The "Russian Factor" is a term that's thrown around quite about at the annual NHL Entry Draft. Basically, it means NHL teams largely ignore players from Russia because of the perceived risk involved. Teams are scared guys will use the NHL to boost their profile and then jump ship to the KHL.

So far that fear has proven to be unfounded, but it's still had a profound impact on the draft. Last month, only eight of the 211 players selected were born in Russia. After Kovalchuk's decision to walk away from the remaining 12 years of his contract with the Devils, the number could shrink even more come the 2014 draft.

In an interview from earlier this week with Pavel Lysenkov of Kovalchuk said his reasons for leaving the NHL were all about comfort.

"I'm not going to the moon, China or Japan. I'm going home, where my mother, sister, my friends live. I'm more comfortable in Russia," Kovalchuk said in the Russian-language interview that was translated by Dmitry Chesnokov of Yahoo! Sports.

Time will only tell if Kovalchuk's exodus for the KHL is a sign of things to come, or if it was simply was a case of one man opting to play hockey in the country he calls home. One thing is sure, if Radulov's departure caused an uneasiness in the NHL front offices, Kovalchuk's decision to leave for the KHL could create a full-on panic when it comes to Russian players.

Perhaps, the worst thing to come out of Kovy's jump to Russia is that it could galvanize the extremists in the "Russian Factor" debate, people who routinely, and unfairly, cast Russian players as lazy or not tough enough -- physically or mentally -- to hack it in the NHL.

It gives extra ammunition to blowhards like Don Cherry, a man who doesn't really need any added motivation to take shots at Russians, or European players in general.

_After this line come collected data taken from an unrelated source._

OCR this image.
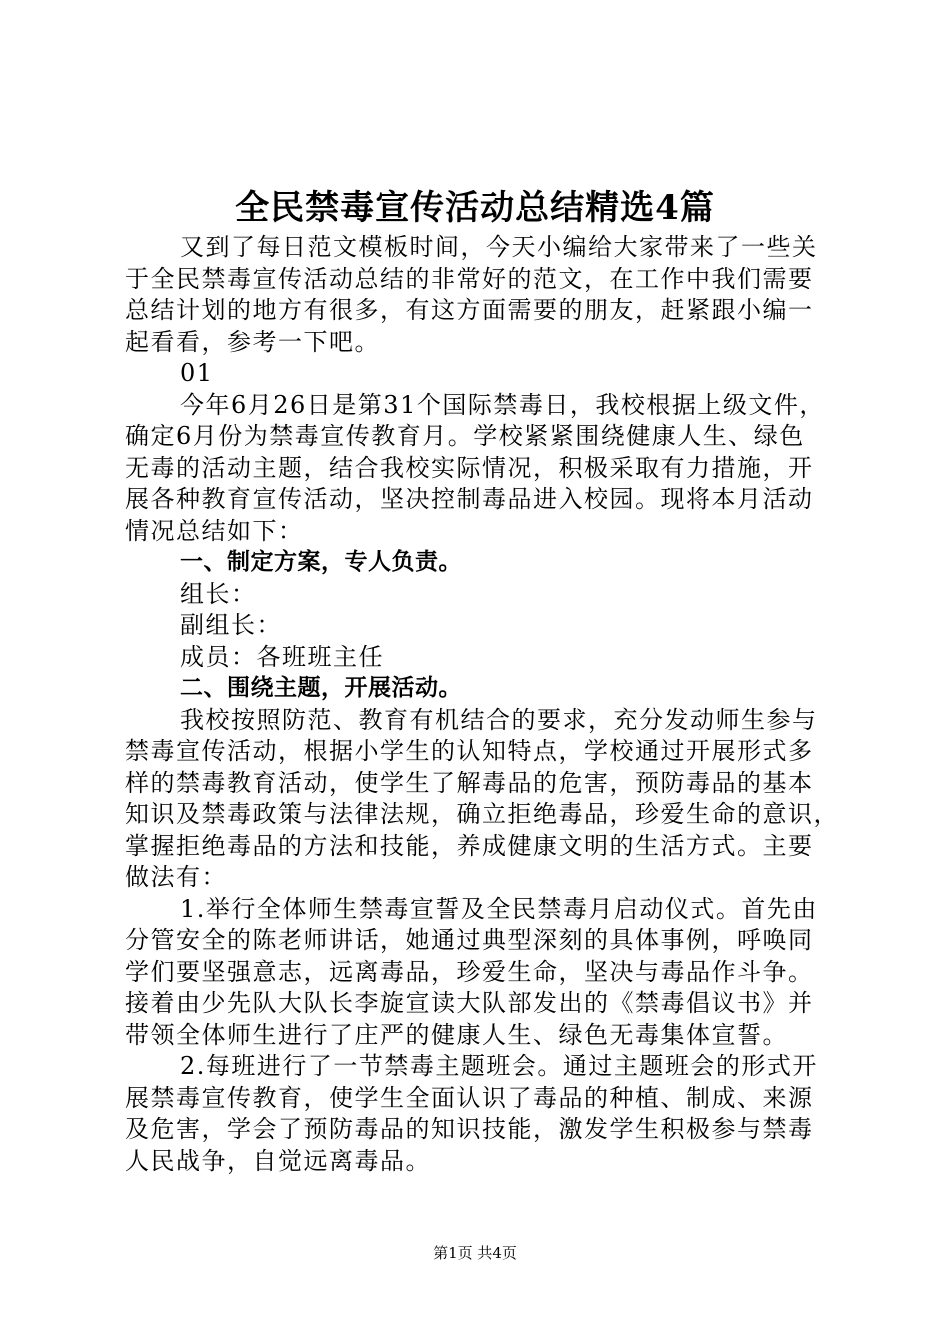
全民禁毒宣传活动总结精选4篇
又到了每日范文模板时间，今天小编给大家带来了一些关
于全民禁毒宣传活动总结的非常好的范文，在工作中我们需要
总结计划的地方有很多，有这方面需要的朋友，赶紧跟小编一
起看看，参考一下吧。
01
今年6月26日是第31个国际禁毒日，我校根据上级文件，
确定6月份为禁毒宣传教育月。学校紧紧围绕健康人生、绿色
无毒的活动主题，结合我校实际情况，积极采取有力措施，开
展各种教育宣传活动，坚决控制毒品进入校园。现将本月活动
情况总结如下：
一、制定方案，专人负责。
组长：
副组长：
成员：各班班主任
二、围绕主题，开展活动。
我校按照防范、教育有机结合的要求，充分发动师生参与
禁毒宣传活动，根据小学生的认知特点，学校通过开展形式多
样的禁毒教育活动，使学生了解毒品的危害，预防毒品的基本
知识及禁毒政策与法律法规，确立拒绝毒品，珍爱生命的意识，
掌握拒绝毒品的方法和技能，养成健康文明的生活方式。主要
做法有：
1.举行全体师生禁毒宣誓及全民禁毒月启动仪式。首先由
分管安全的陈老师讲话，她通过典型深刻的具体事例，呼唤同
学们要坚强意志，远离毒品，珍爱生命，坚决与毒品作斗争。
接着由少先队大队长李旋宣读大队部发出的《禁毒倡议书》并
带领全体师生进行了庄严的健康人生、绿色无毒集体宣誓。
2.每班进行了一节禁毒主题班会。通过主题班会的形式开
展禁毒宣传教育，使学生全面认识了毒品的种植、制成、来源
及危害，学会了预防毒品的知识技能，激发学生积极参与禁毒
人民战争，自觉远离毒品。
第1页 共4页
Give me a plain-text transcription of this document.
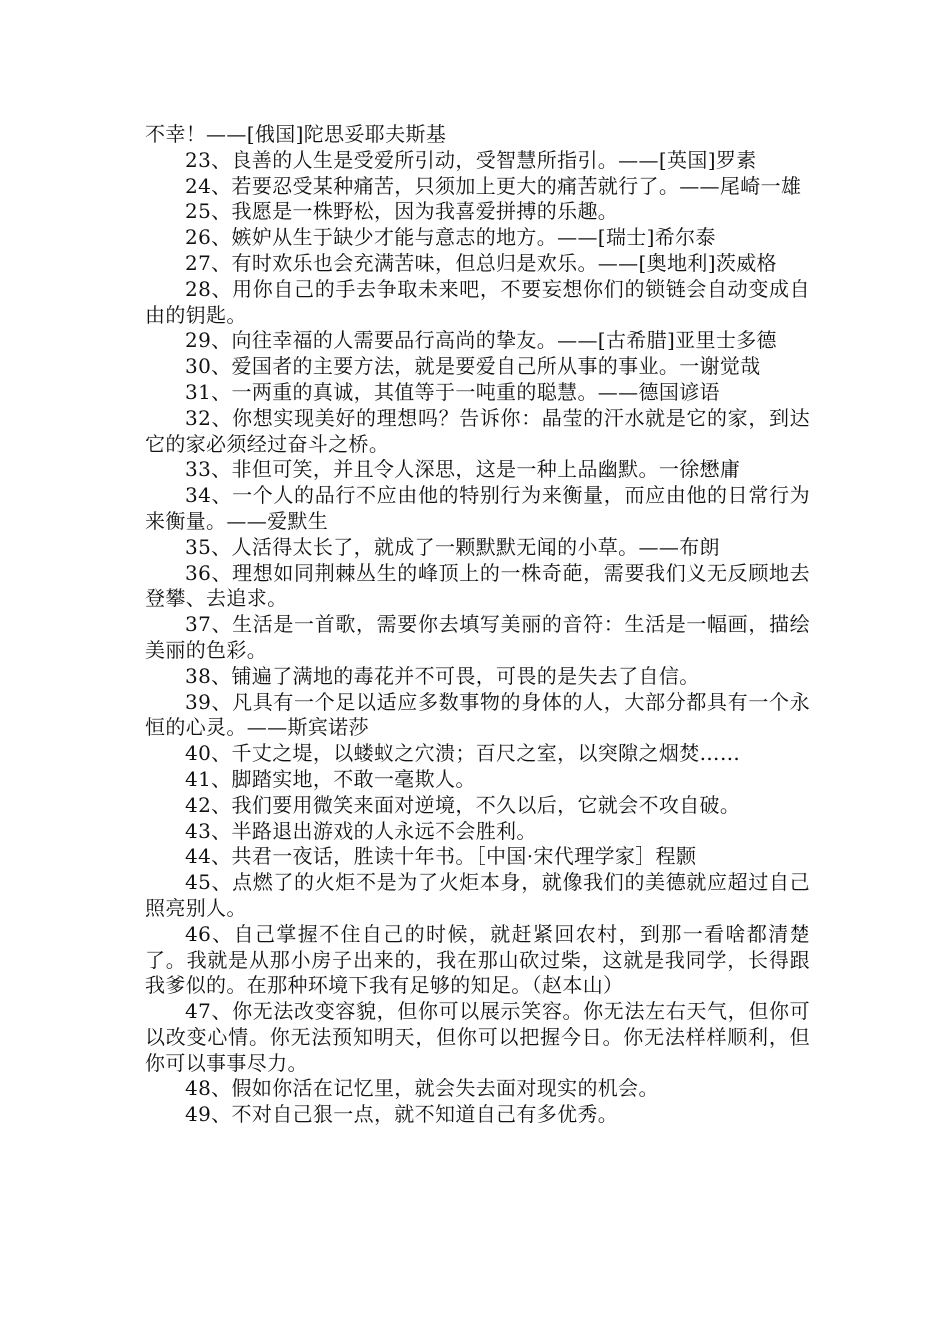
不幸！——[俄国]陀思妥耶夫斯基

23、良善的人生是受爱所引动，受智慧所指引。——[英国]罗素

24、若要忍受某种痛苦，只须加上更大的痛苦就行了。——尾崎一雄

25、我愿是一株野松，因为我喜爱拼搏的乐趣。

26、嫉妒从生于缺少才能与意志的地方。——[瑞士]希尔泰

27、有时欢乐也会充满苦味，但总归是欢乐。——[奥地利]茨威格

28、用你自己的手去争取未来吧，不要妄想你们的锁链会自动变成自由的钥匙。

29、向往幸福的人需要品行高尚的挚友。——[古希腊]亚里士多德

30、爱国者的主要方法，就是要爱自己所从事的事业。一谢觉哉

31、一两重的真诚，其值等于一吨重的聪慧。——德国谚语

32、你想实现美好的理想吗？告诉你：晶莹的汗水就是它的家，到达它的家必须经过奋斗之桥。

33、非但可笑，并且令人深思，这是一种上品幽默。一徐懋庸

34、一个人的品行不应由他的特别行为来衡量，而应由他的日常行为来衡量。——爱默生

35、人活得太长了，就成了一颗默默无闻的小草。——布朗

36、理想如同荆棘丛生的峰顶上的一株奇葩，需要我们义无反顾地去登攀、去追求。

37、生活是一首歌，需要你去填写美丽的音符：生活是一幅画，描绘美丽的色彩。

38、铺遍了满地的毒花并不可畏，可畏的是失去了自信。

39、凡具有一个足以适应多数事物的身体的人，大部分都具有一个永恒的心灵。——斯宾诺莎

40、千丈之堤，以蝼蚁之穴溃；百尺之室，以突隙之烟焚……

41、脚踏实地，不敢一毫欺人。

42、我们要用微笑来面对逆境，不久以后，它就会不攻自破。

43、半路退出游戏的人永远不会胜利。

44、共君一夜话，胜读十年书。［中国·宋代理学家］程颢

45、点燃了的火炬不是为了火炬本身，就像我们的美德就应超过自己照亮别人。

46、自己掌握不住自己的时候，就赶紧回农村，到那一看啥都清楚了。我就是从那小房子出来的，我在那山砍过柴，这就是我同学，长得跟我爹似的。在那种环境下我有足够的知足。（赵本山）

47、你无法改变容貌，但你可以展示笑容。你无法左右天气，但你可以改变心情。你无法预知明天，但你可以把握今日。你无法样样顺利，但你可以事事尽力。

48、假如你活在记忆里，就会失去面对现实的机会。

49、不对自己狠一点，就不知道自己有多优秀。
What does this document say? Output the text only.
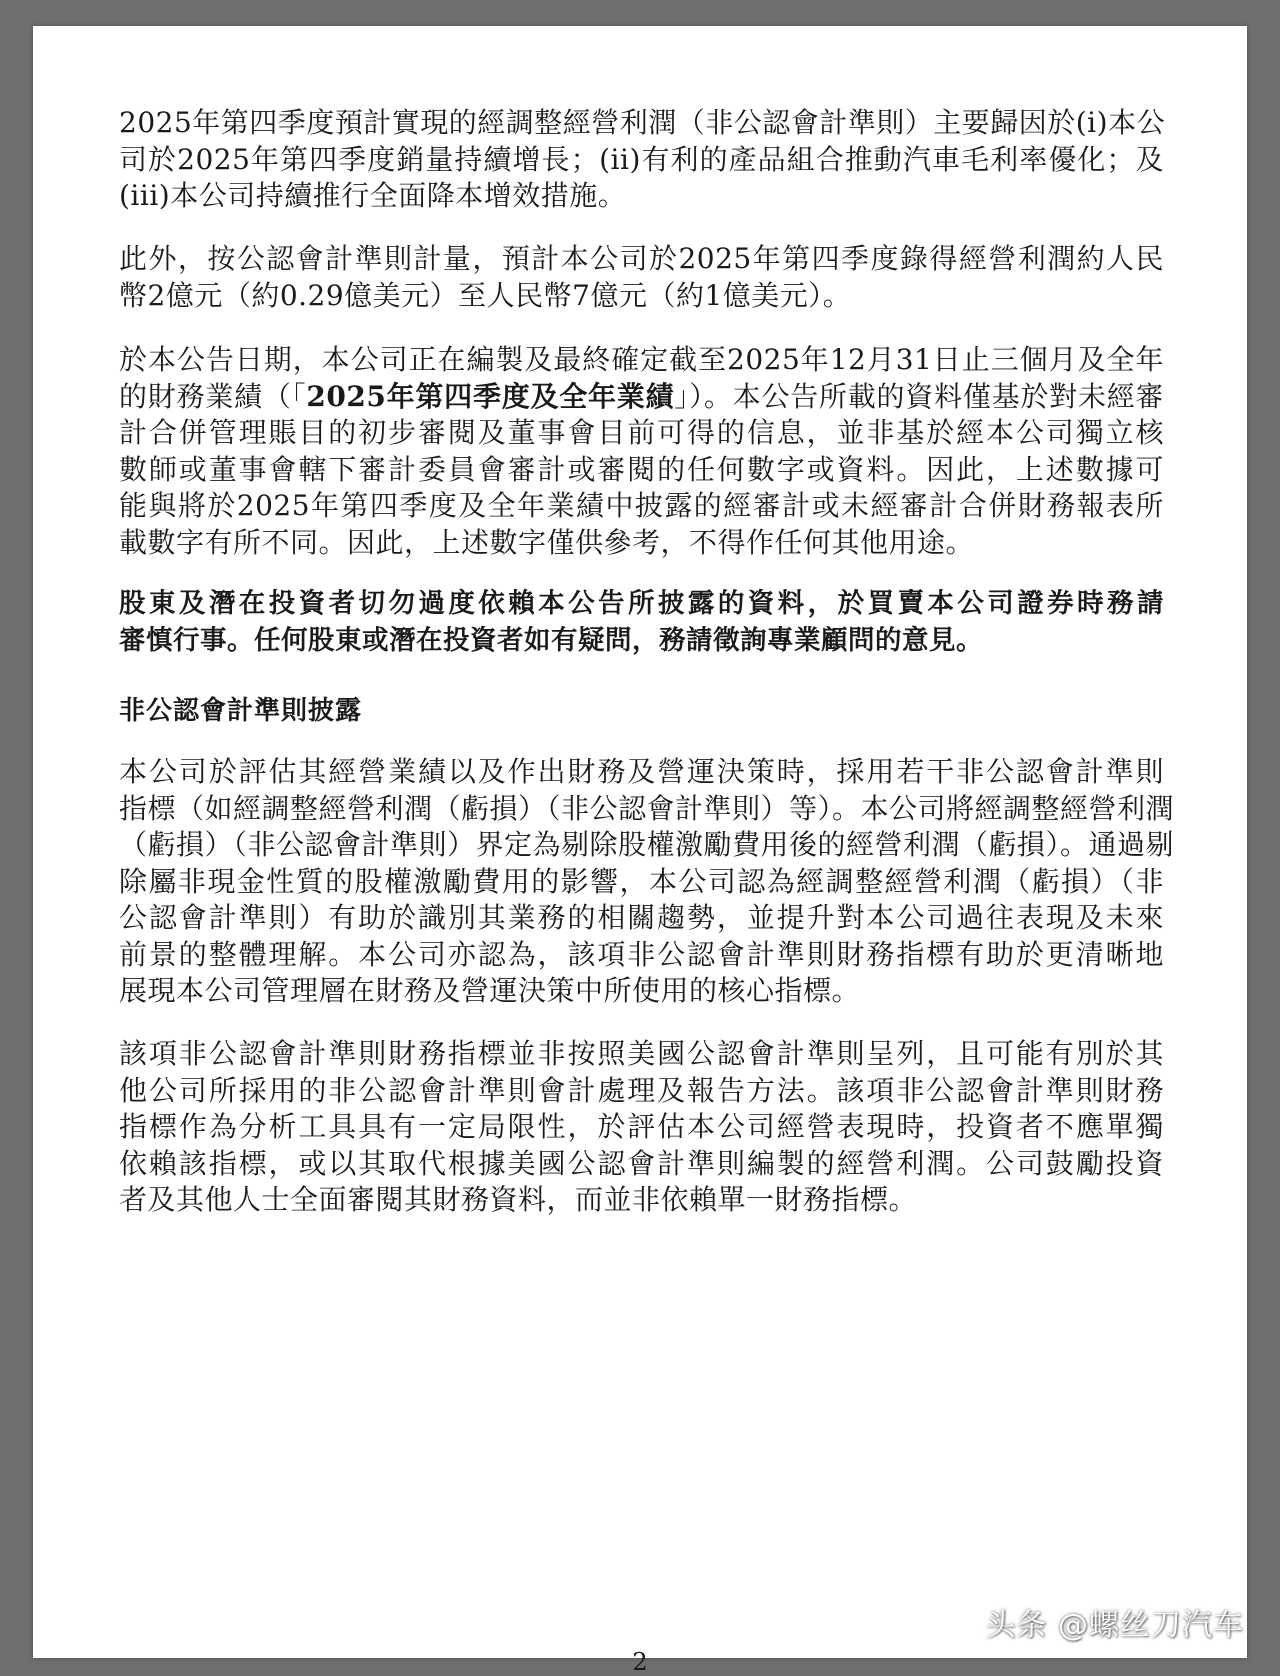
2025年第四季度預計實現的經調整經營利潤（非公認會計準則）主要歸因於(i)本公
司於2025年第四季度銷量持續增長；(ii)有利的產品組合推動汽車毛利率優化；及
(iii)本公司持續推行全面降本增效措施。
此外，按公認會計準則計量，預計本公司於2025年第四季度錄得經營利潤約人民
幣2億元（約0.29億美元）至人民幣7億元（約1億美元）。
於本公告日期，本公司正在編製及最終確定截至2025年12月31日止三個月及全年
的財務業績（「2025年第四季度及全年業績」）。本公告所載的資料僅基於對未經審
計合併管理賬目的初步審閱及董事會目前可得的信息，並非基於經本公司獨立核
數師或董事會轄下審計委員會審計或審閱的任何數字或資料。因此，上述數據可
能與將於2025年第四季度及全年業績中披露的經審計或未經審計合併財務報表所
載數字有所不同。因此，上述數字僅供參考，不得作任何其他用途。
股東及潛在投資者切勿過度依賴本公告所披露的資料，於買賣本公司證券時務請
審慎行事。任何股東或潛在投資者如有疑問，務請徵詢專業顧問的意見。
非公認會計準則披露
本公司於評估其經營業績以及作出財務及營運決策時，採用若干非公認會計準則
指標（如經調整經營利潤（虧損）（非公認會計準則）等）。本公司將經調整經營利潤
（虧損）（非公認會計準則）界定為剔除股權激勵費用後的經營利潤（虧損）。通過剔
除屬非現金性質的股權激勵費用的影響，本公司認為經調整經營利潤（虧損）（非
公認會計準則）有助於識別其業務的相關趨勢，並提升對本公司過往表現及未來
前景的整體理解。本公司亦認為，該項非公認會計準則財務指標有助於更清晰地
展現本公司管理層在財務及營運決策中所使用的核心指標。
該項非公認會計準則財務指標並非按照美國公認會計準則呈列，且可能有別於其
他公司所採用的非公認會計準則會計處理及報告方法。該項非公認會計準則財務
指標作為分析工具具有一定局限性，於評估本公司經營表現時，投資者不應單獨
依賴該指標，或以其取代根據美國公認會計準則編製的經營利潤。公司鼓勵投資
者及其他人士全面審閱其財務資料，而並非依賴單一財務指標。
2
头条 @螺丝刀汽车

Cherry, of course, unloaded on Kovalchuk after he announced he was switching leagues, saying things like "if you don't have any honor, it's a pretty good deal" and "the Russians and the foreign people can have their cake and eat it too."

By choosing to leave the NHL for Russia in the prime of his career, Kovalchuk has helped feed trolls like Cherry who want nothing more than to have their theories about Russian players proven correct.

Even if choosing the KHL was a decision based on comfort and being close to the people he loves -- a choice we all should be able to understand -- Kovalchuk opting to return home is going to make it even more difficult for Russian players to convince NHL teams they're worth the risk.

Kovalchuk was once a shining example proving Russian players were worth the risk for NHL teams. It's sad to see him become a cautionary tale about why they aren't.